No apologies necessary, William's signature driving, off-kilter riffage paired with Way’s snarling and aggressive yet melodic vocals and the hard-hitting rhythmic duo of Grady Mackintosh on bass and Anne-Marie Vassilou on drums amp up White Lung’s position from ambassadors to the queens (and king) of Canandian noise rock.

Spawned from East Vancouver’s dirty DIY Emergency Room scene, White Lung formed in 2006 with guitarist Kenneth joining in 2009. From the beginning they were road warriors, touring regularly, even contemplating selling their underwear just to get on the road (they eventually opted for the more practical route of saving up funds.) White Lung broke out of their incestuous local scene and brought their music across Canada and the US. They continue to tour fanatically, their live shows have been called, “effortlessly engaging and enigmatic, harnessing a controlled violence that managed to be passionate without going the least bit over-the-top” by Exclaim! Magazine.

The band’s disparate influences have resulted in a wealth of comparisons. Stylistically White Lung’s music has been called everything from noise rock to skate punk to post-riot grrl. According to Way, “When you like playing music you just want to learn, and that comes with playing as much as you can. White Lung is a really odd combination of four people who have pretty different influences.”

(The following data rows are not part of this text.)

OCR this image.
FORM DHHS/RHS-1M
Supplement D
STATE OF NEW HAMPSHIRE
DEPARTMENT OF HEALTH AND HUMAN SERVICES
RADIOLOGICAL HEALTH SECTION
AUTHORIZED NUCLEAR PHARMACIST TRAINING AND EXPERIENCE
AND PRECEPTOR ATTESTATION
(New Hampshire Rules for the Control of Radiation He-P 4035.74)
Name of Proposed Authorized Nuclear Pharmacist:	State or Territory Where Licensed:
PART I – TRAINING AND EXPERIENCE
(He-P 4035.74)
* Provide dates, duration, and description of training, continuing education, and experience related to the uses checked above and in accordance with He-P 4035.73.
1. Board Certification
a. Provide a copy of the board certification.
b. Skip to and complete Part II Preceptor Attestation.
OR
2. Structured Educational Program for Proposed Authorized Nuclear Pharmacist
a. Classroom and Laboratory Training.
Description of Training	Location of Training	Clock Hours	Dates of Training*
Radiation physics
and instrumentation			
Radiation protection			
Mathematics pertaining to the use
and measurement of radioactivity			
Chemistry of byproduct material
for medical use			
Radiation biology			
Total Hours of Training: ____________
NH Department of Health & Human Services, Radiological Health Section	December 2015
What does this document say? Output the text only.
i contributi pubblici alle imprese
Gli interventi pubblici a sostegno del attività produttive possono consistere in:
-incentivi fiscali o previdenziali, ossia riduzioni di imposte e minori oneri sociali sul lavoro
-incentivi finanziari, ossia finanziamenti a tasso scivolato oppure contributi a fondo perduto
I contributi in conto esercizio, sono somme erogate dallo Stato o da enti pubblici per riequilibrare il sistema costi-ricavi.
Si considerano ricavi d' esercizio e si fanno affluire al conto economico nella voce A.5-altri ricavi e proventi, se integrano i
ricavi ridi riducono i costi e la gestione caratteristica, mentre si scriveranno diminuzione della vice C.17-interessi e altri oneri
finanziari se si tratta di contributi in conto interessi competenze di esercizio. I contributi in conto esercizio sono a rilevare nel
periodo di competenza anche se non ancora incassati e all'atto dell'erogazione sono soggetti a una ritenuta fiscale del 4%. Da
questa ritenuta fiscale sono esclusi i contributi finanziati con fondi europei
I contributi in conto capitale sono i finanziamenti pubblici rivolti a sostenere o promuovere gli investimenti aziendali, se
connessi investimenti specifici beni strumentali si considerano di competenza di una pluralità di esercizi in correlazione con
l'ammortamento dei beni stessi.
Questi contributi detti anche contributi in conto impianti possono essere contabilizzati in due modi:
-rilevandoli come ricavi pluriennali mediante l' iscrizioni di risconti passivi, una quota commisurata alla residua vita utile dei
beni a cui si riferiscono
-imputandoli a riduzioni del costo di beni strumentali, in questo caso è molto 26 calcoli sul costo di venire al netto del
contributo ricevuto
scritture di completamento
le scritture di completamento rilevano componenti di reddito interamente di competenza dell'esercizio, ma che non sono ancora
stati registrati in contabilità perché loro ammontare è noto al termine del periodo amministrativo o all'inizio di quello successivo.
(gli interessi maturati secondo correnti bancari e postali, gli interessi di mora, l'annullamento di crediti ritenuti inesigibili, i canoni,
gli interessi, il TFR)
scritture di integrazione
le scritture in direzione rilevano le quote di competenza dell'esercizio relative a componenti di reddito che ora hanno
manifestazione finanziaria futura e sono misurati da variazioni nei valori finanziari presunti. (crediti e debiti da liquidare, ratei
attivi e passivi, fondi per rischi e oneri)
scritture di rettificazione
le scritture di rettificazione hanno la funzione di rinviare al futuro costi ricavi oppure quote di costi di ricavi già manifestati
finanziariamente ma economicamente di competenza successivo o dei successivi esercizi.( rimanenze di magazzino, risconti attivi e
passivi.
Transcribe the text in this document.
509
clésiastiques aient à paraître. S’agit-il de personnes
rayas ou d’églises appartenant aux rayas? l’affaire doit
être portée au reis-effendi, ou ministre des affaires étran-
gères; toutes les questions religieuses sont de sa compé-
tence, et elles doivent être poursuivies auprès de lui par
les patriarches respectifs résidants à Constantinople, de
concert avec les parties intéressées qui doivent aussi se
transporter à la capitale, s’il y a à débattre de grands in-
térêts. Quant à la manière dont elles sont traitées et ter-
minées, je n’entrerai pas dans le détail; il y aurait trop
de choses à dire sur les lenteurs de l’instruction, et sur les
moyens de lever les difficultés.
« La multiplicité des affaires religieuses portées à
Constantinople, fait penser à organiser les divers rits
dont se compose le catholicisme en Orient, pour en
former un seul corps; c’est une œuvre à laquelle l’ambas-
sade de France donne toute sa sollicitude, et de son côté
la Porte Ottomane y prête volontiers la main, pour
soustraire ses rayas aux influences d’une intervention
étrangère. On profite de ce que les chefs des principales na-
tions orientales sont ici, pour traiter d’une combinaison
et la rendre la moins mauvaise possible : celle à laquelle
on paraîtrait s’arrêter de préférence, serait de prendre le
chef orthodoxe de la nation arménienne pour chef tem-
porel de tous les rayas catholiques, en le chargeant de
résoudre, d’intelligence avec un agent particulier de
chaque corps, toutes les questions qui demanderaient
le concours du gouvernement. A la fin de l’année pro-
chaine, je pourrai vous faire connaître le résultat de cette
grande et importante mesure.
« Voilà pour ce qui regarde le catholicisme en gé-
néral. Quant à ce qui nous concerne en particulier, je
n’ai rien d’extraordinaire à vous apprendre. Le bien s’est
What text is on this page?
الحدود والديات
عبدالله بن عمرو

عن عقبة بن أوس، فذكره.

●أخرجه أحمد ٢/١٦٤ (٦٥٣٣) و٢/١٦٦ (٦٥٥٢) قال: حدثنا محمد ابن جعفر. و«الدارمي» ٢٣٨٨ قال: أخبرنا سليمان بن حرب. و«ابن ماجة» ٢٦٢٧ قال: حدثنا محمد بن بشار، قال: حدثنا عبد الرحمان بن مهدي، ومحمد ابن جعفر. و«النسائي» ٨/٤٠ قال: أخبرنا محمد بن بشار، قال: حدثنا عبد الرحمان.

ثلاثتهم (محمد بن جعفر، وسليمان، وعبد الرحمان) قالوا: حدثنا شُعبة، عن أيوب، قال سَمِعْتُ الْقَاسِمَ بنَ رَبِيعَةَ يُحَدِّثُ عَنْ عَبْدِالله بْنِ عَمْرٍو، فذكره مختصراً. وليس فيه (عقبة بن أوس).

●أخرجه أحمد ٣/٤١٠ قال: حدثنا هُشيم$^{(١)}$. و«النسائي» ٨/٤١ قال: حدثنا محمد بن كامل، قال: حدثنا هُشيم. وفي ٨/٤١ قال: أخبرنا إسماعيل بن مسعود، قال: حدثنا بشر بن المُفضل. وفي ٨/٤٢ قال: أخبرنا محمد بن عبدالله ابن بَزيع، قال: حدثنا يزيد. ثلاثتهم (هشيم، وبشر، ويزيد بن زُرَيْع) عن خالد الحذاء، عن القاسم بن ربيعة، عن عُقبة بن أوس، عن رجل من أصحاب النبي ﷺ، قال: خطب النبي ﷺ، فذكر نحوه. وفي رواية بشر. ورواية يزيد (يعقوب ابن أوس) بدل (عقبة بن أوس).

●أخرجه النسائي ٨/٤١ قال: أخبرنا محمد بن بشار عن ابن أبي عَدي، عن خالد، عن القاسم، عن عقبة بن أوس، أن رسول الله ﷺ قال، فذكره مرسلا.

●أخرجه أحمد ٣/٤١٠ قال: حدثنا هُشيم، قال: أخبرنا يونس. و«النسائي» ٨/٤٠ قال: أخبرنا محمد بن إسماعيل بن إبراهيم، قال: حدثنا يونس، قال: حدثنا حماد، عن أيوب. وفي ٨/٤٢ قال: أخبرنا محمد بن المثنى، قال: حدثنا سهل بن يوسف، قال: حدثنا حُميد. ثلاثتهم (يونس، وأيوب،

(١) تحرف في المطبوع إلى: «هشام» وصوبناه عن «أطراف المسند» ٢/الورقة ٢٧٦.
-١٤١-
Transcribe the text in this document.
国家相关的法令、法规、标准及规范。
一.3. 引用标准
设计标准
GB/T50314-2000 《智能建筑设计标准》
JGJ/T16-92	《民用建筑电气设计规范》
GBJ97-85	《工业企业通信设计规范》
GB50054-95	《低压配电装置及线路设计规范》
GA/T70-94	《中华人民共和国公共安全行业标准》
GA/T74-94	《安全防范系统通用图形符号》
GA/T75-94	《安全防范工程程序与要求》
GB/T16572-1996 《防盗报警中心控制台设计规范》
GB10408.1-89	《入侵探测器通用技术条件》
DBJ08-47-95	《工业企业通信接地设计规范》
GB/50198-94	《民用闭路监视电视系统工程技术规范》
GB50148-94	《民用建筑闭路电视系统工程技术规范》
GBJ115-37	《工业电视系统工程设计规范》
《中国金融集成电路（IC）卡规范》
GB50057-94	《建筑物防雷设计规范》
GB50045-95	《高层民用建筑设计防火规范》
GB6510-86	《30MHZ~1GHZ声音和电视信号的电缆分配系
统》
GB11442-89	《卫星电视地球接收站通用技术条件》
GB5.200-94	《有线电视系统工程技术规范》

Bowing to the inevitable need for comparison, according to Vice Magazine, “White Lung combine the feral energy of the Germs with the taut, wiry dynamics of the Wipers and have released a string of singles that keep improving in a bewilderingly exponential fashion.” Also present in their sound are golden era Kurt and Courtney, The Bags, and Rocket from the Crypt. This wealth of influences doesn’t mean the band’s sound is hard to pin-down. Written and recorded nearly simultaneously, Sorry manages to be both raw and complex, thanks to White Lung’s focus on cohesive writing. According to Way, “We write as a unit now no matter how torturous that is. I worked really hard on melody on this record. It's unforgiving but it's melodic. I wanted that. At some points we were finishing songs the night before going to the studio. It was so immediate and really stressed."

Sorry may have been stressful to record, but it’s a joy to listen to. It signals a new era for White Lung, featuring denser more melodic songs that maintain the rough edge of their punk pedigree.